Stacked Tomato Salad with Black Olive Tapenade and Sweet Basil Dressing
Need a gluten free, primal, and pescatarian main course? Stacked Tomato Salad with Black Olive Tapenade and Sweet Basil Dressing could be an excellent recipe to try. This recipe covers 21% of your daily requirements of vitamins and minerals. One serving contains 778 calories, 21g of protein, and 72g of fat. This recipe serves 6. A mixture of honey, basil leaves, olive oil, and a handful of other ingredients are all it takes to make this recipe so flavorful. To use up the pine nuts you could follow this main course with the Pear Cake with Pine Nuts as a dessert. From preparation to the plate, this recipe takes roughly 25 minutes.
Instructions
Place a tomato slice on a plate and spread with some of the tapenade. Then place a slice of the mozzarella on top, add a few basil leaves, and finish with another tomato slice. You can add another layer to make Napoleon as high as you desire. Top with another small spoonful of the tapenade and then drizzle the Sweet Basil Dressing over the tomato and around the plate.

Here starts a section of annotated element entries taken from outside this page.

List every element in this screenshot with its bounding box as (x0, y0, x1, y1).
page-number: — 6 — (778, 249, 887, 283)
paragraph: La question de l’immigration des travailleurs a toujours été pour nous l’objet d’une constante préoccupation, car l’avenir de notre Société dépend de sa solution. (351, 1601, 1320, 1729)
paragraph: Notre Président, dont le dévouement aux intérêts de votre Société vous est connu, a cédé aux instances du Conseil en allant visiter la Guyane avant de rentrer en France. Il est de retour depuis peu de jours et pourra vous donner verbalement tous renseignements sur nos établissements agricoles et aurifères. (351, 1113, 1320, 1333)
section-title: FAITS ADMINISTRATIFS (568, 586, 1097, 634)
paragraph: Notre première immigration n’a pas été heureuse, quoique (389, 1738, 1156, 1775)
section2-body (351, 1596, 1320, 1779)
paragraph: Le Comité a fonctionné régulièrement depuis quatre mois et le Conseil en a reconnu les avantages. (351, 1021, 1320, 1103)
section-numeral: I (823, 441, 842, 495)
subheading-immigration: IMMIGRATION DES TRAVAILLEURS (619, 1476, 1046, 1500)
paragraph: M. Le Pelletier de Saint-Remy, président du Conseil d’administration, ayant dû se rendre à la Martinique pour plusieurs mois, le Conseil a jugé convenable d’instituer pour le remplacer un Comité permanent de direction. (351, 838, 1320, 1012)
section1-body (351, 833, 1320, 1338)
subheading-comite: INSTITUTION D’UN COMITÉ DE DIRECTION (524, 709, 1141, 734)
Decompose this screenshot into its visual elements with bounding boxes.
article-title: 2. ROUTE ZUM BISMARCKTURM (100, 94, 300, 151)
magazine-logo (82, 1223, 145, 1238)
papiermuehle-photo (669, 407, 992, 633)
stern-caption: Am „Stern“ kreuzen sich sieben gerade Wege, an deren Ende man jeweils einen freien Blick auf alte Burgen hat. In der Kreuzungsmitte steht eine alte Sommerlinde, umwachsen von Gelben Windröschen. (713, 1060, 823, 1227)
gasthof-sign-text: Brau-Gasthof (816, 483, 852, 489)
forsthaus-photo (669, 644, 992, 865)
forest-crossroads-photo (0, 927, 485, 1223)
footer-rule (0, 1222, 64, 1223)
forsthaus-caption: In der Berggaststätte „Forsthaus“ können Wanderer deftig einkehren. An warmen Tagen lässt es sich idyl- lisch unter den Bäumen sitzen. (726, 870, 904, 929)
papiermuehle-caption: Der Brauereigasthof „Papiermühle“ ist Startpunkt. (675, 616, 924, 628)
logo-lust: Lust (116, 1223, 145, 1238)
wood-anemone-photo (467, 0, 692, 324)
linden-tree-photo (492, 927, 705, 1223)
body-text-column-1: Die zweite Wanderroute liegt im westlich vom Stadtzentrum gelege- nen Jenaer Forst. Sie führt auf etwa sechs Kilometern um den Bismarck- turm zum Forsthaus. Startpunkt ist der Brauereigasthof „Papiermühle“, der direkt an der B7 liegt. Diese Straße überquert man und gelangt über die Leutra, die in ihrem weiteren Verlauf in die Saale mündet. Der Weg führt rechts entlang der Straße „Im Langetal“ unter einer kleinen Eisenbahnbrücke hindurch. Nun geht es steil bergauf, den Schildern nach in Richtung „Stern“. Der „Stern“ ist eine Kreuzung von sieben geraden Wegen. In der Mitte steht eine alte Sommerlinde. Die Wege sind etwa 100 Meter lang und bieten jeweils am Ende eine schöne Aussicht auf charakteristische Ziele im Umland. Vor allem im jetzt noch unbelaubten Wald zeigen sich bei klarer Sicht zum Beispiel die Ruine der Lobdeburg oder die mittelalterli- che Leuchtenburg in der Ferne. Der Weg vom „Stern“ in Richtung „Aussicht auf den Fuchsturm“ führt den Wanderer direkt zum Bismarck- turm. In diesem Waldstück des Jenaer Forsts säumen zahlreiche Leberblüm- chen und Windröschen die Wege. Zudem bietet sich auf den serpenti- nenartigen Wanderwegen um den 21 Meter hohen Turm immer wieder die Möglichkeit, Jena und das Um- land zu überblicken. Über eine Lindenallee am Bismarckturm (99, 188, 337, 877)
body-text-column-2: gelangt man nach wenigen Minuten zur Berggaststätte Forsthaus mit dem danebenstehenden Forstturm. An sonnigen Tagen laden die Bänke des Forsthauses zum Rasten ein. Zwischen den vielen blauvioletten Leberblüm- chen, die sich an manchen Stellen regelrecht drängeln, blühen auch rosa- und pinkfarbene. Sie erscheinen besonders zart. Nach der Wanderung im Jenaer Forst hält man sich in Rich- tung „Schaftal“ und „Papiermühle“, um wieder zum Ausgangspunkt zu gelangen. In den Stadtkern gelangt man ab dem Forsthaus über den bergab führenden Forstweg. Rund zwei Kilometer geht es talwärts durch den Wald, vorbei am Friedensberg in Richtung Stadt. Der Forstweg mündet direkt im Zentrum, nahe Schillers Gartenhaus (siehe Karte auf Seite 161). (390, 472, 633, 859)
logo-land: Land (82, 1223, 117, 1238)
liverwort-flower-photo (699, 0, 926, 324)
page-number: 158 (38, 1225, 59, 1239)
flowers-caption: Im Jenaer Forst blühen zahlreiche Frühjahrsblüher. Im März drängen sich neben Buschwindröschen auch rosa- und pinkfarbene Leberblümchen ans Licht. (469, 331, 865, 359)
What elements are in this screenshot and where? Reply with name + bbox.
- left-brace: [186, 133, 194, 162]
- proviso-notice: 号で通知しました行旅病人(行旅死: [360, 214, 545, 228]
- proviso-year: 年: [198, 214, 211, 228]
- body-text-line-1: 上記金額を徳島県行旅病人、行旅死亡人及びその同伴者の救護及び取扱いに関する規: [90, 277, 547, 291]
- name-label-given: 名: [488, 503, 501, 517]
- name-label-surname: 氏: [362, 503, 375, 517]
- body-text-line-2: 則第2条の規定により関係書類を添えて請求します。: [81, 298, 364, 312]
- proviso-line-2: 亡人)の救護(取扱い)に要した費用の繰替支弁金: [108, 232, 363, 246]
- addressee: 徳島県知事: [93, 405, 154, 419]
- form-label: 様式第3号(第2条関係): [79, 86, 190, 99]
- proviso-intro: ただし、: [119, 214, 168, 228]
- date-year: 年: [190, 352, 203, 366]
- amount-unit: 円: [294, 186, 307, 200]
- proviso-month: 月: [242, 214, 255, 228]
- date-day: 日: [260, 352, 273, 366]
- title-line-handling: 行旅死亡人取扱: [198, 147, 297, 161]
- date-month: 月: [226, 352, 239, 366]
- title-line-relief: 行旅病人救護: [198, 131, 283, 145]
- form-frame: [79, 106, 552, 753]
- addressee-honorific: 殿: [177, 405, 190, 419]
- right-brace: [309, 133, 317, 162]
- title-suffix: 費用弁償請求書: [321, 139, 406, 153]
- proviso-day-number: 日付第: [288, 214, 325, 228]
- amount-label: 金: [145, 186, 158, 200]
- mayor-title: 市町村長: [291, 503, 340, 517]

Garnish with a sprig of fresh basil and repeat to make 4 to 6 plates.
Combine olives, garlic, anchovies and pine nuts in a food processor and process until smooth. With the motor running, slowly add the oil until emulsified. Season with salt and pepper, to taste.
Whisk together vinegar, Dijon mustard, and honey in a medium bowl. Slowly whisk in the olive oil until emulsified. Season with salt and pepper, to taste, and then stir in the basil.